Submission Guidelines:
•	Prepare python file detailing each step of your hypothesis testing process.
•	Include calculations for the test statistic and the critical value.
•	Provide a clear conclusion based on your analysis.



In [2]:
import numpy as np
from scipy.stats import norm

In [3]:

# Data Provided
sample_mean = 3050
X_mean = 600  # Mean number of units produced
X_std = 25    # Standard deviation of units produced
n = 25        # Sample size

# Calculate the theoretical mean weekly cost
mu = 1000 + 5 * X_mean  # Theoretical mean weekly cost
sigma = 5 * X_std       # Standard deviation of weekly cost

# 2. Calculate the Test Statistic:
# Test Statistic (t) = (ˉx - μ) / (σ / sqrt(n))
t_statistic = (sample_mean - mu) / (sigma / np.sqrt(n))
print(f"Test Statistic: {t_statistic:.4f}")

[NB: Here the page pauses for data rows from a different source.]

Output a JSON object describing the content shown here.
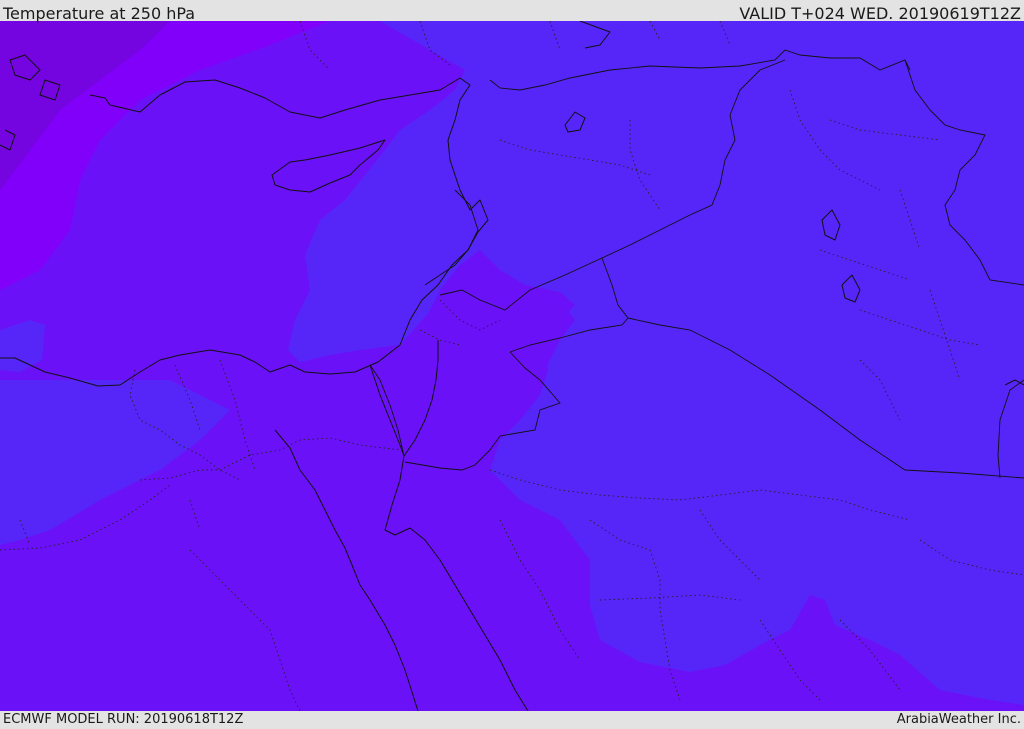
{
  "header": {
    "title": "Temperature at 250 hPa",
    "valid": "VALID T+024 WED. 20190619T12Z"
  },
  "footer": {
    "model_run": "ECMWF MODEL RUN: 20190618T12Z",
    "credit": "ArabiaWeather Inc."
  },
  "map": {
    "colors": {
      "base_violet": "#6b11f8",
      "warm_blue": "#5626f9",
      "bright_violet": "#8100f9",
      "deep_violet": "#7404e0"
    }
  }
}
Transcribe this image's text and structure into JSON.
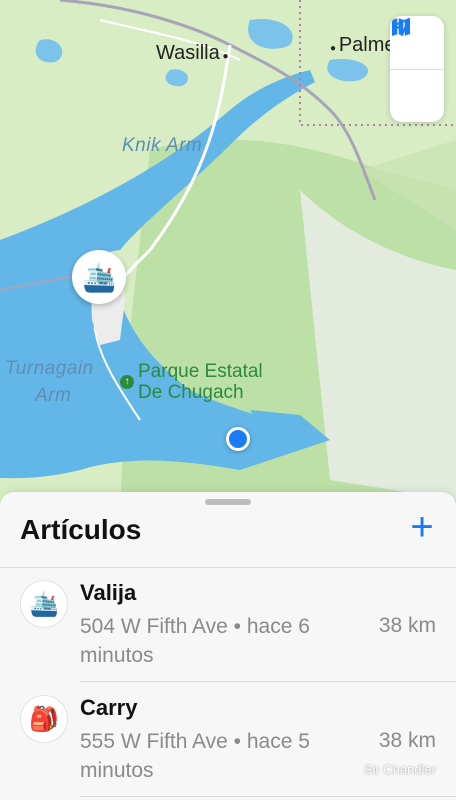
{
  "map": {
    "labels": {
      "wasilla": "Wasilla",
      "palmer": "Palme",
      "knik_arm": "Knik Arm",
      "turnagain_1": "Turnagain",
      "turnagain_2": "Arm",
      "park_1": "Parque Estatal",
      "park_2": "De Chugach"
    },
    "controls": {
      "map_icon": "map-icon",
      "location_icon": "location-arrow-icon"
    },
    "pin_emoji": "🛳️"
  },
  "sheet": {
    "title": "Artículos",
    "add_label": "+"
  },
  "items": [
    {
      "emoji": "🛳️",
      "name": "Valija",
      "address": "504 W Fifth Ave • hace 6 minutos",
      "distance": "38 km"
    },
    {
      "emoji": "🎒",
      "name": "Carry",
      "address": "555 W Fifth Ave • hace 5 minutos",
      "distance": "38 km"
    }
  ],
  "watermark": "Sir Chandler",
  "colors": {
    "accent": "#1a7cf5",
    "water": "#63b6e8",
    "land": "#d9edc8",
    "park_green": "#2c8a3f"
  }
}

# 3. Determine the Critical Value:
# Using a one-tailed test with alpha = 0.05
alpha = 0.05
critical_value = norm.ppf(1 - alpha)
print(f"Critical Value (alpha = {alpha}): {critical_value:.4f}")

# 4. Make a Decision:
if t_statistic > critical_value:
    decision = "Reject the null hypothesis. There is significant evidence to support the claim that the weekly operating costs are higher than the model suggests."
else:
    decision = "Fail to reject the null hypothesis. There is no significant evidence to support the claim that the weekly operating costs are higher than the model suggests."

print("\nDecision:")
print(decision)

# The detailed report as a summary
def hypothesis_test_summary():
    summary = f"""
Hypothesis Testing on Weekly Operating Costs

Hypotheses:
- Null Hypothesis (H0): The actual mean weekly operating cost is equal to the theoretical mean weekly cost (μ = {mu}).
- Alternative Hypothesis (H1): The actual mean weekly operating cost is greater than the theoretical mean weekly cost (μ > {mu}).

Provided Data:
- Sample Mean Weekly Cost (ˉx): {sample_mean}
- Theoretical Mean Weekly Cost (μ): {mu}
- Standard Deviation (σ): {sigma}
- Sample Size (n): {n}

Calculations:
- Test Statistic (t): {t_statistic:.4f}
- Critical Value (alpha = {alpha}): {critical_value:.4f}

Conclusion:
{decision}
"""
    return summary

print("\nSummary Report:")
print(hypothesis_test_summary())


Test Statistic: -38.0000
Critical Value (alpha = 0.05): 1.6449

Decision:
Fail to reject the null hypothesis. There is no significant evidence to support the claim that the weekly operating costs are higher than the model suggests.

Summary Report:

Hypothesis Testing on Weekly Operating Costs

Hypotheses:
- Null Hypothesis (H0): The actual mean weekly operating cost is equal to the theoretical mean weekly cost (μ = 4000).
- Alternative Hypothesis (H1): The actual mean weekly operating cost is greater than the theoretical mean weekly cost (μ > 4000).

Provided Data:
- Sample Mean Weekly Cost (ˉx): 3050
- Theoretical Mean Weekly Cost (μ): 4000
- Standard Deviation (σ): 125
- Sample Size (n): 25

Calculations:
- Test Statistic (t): -38.0000
- Critical Value (alpha = 0.05): 1.6449

Conclusion:
Fail to reject the null hypothesis. There is no significant evidence to support the claim that the weekly operating costs are higher than the model suggests.